Study Reveals How Gut Microbiota Changes in Infants
AN ITALIAN study has revealed how gut microbiota alters in the first few months of an infant’s life. Researchers at the Universities of Genoa and Florence, Italy, and the San Jacopo Hospital, Pistoia, Italy, tracked changes in the gut microbiota in the first 3 years of life. They released the primary data covering the first 0–3 months of life at the 2023 ECCMID annual meeting in Copenhagen, Denmark.
Primary research from the CI.EMME study demonstrates that from birth, the intestinal tract becomes colonised by many species of bacteria, protozoa, fungi, and viruses. Collectively, these are known as the gut microbiota. In an infant, this microbiota grows and alters in the first few months of life. If the gut microbiota is disrupted from normal growth, it is more likely that the individual will develop health conditions in future, such as Type 1 diabetes, inflammatory bowel disease, and asthma.
Researchers examined stool samples collected from 165 infants at delivery (T0); following hospital discharge (T1, within 2–3 days of birth), or at later stages in those who required intensive care (T2); and at 3 months of age (T3). These samples were stored until processing. In total, 495 samples were collected; of these, 370 were processed and analysed (T0=71; T1=136; T2=13; T3=150). Using genetic profiling, researchers were able to detect a greater number of bacterial species in the T0 cohort than in the T1/T2 or T3 cohort. This suggests that the gut microbiome evolves rapidly in the first 3 months of life.
Marked changes over time were detected in some species of bacteria, including Lactobacillaceae (T0), Staphylococcaceae (T1), and Bifidobacteriaceae (T3). A higher proportion of infants born via caesarean section than vaginal delivery had Bifidobacteriaceae in their stool samples at Stage T0 and T3. Other factors were examined, such as breastfeeding and weight at birth, but the time of stool sample collection had the biggest link to bacterial diversity (T0, T1, and T3).
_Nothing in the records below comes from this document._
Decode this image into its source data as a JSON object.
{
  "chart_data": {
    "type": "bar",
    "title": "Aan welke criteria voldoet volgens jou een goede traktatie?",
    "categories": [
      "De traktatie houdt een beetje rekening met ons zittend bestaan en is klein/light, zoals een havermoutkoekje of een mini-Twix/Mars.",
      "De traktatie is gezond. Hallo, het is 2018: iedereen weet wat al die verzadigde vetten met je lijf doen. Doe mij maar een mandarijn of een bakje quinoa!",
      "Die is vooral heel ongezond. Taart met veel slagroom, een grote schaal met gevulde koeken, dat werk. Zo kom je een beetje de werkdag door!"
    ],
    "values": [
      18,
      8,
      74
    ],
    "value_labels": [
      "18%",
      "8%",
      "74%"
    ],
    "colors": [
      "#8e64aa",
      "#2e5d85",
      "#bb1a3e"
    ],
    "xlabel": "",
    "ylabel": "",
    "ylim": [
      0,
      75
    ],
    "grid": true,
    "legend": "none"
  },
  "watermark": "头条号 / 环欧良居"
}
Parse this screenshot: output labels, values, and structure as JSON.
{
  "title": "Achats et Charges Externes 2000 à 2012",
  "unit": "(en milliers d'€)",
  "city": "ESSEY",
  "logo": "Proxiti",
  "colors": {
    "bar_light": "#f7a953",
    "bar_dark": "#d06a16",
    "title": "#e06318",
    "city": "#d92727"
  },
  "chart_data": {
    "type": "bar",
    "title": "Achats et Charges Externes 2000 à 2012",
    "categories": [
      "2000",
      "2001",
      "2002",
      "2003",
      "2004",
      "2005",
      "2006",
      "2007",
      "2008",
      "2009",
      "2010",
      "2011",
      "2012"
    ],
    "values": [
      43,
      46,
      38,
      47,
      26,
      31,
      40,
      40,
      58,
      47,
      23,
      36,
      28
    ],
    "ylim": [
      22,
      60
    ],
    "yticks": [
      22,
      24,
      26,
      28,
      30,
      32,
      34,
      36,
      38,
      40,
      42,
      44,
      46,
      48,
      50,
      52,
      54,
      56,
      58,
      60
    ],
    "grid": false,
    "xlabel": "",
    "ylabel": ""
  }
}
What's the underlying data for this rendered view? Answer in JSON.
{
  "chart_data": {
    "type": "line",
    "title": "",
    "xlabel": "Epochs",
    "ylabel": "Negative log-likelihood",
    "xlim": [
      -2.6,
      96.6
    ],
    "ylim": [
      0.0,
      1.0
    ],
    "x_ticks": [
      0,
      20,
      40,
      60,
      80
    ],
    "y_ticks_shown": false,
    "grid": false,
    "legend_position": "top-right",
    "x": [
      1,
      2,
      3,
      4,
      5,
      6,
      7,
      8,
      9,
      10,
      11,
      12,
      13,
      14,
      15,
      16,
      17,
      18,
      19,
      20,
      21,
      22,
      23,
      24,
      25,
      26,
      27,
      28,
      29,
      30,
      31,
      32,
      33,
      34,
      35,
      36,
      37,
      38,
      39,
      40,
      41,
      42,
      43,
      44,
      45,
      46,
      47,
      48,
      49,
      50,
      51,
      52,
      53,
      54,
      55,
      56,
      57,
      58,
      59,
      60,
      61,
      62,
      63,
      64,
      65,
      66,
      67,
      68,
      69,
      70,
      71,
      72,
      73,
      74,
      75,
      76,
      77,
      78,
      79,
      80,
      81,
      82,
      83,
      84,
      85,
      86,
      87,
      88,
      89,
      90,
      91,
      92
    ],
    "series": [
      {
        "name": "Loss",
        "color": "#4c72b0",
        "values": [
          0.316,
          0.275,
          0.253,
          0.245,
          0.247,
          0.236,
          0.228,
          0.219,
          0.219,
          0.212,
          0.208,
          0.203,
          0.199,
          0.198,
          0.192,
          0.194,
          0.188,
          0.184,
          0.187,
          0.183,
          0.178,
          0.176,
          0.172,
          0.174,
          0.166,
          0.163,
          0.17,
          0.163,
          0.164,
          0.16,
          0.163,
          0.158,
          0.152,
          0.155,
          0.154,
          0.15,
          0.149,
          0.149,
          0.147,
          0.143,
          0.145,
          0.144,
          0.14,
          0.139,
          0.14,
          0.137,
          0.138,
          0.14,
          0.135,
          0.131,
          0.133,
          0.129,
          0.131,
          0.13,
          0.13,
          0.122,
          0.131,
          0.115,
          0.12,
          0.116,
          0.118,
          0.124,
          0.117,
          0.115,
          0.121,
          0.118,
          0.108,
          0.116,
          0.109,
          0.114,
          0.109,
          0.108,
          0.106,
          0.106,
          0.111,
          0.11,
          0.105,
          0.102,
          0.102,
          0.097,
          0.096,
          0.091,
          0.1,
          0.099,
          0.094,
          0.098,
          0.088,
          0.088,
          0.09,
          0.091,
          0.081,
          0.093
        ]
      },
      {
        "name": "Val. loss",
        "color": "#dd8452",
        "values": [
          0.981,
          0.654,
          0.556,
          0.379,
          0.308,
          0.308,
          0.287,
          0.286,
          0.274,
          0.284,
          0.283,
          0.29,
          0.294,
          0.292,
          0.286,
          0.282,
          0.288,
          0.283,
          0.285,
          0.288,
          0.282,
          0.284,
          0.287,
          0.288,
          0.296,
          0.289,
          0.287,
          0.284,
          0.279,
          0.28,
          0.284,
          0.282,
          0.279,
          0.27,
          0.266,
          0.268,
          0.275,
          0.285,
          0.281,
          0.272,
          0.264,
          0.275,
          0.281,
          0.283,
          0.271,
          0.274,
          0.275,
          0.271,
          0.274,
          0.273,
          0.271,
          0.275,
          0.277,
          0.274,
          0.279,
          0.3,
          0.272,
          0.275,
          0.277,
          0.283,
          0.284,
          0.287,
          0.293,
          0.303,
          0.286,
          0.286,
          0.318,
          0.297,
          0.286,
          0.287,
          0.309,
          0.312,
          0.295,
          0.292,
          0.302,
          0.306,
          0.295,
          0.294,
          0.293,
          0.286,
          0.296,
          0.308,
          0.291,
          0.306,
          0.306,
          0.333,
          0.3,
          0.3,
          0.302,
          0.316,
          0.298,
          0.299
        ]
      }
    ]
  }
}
Lead study author Vincenzo Di Pilato, University of Genoa, stated the importance of this research: “Given that the development of the gut microbiota is fundamental to health later in life, it is vital to learn all we can about how this collection of microbes matures.” Di Pilato went on to conclude: “A better knowledge of how the gut microbiota develops from being nearly sterile at birth towards a diverse healthy ecosystem later in life would us to identify unhealthy, or dysbiotic, microbiota. We might then be able to ‘correct’ the bacterial imbalance, and so increase the odds of good health later in life.”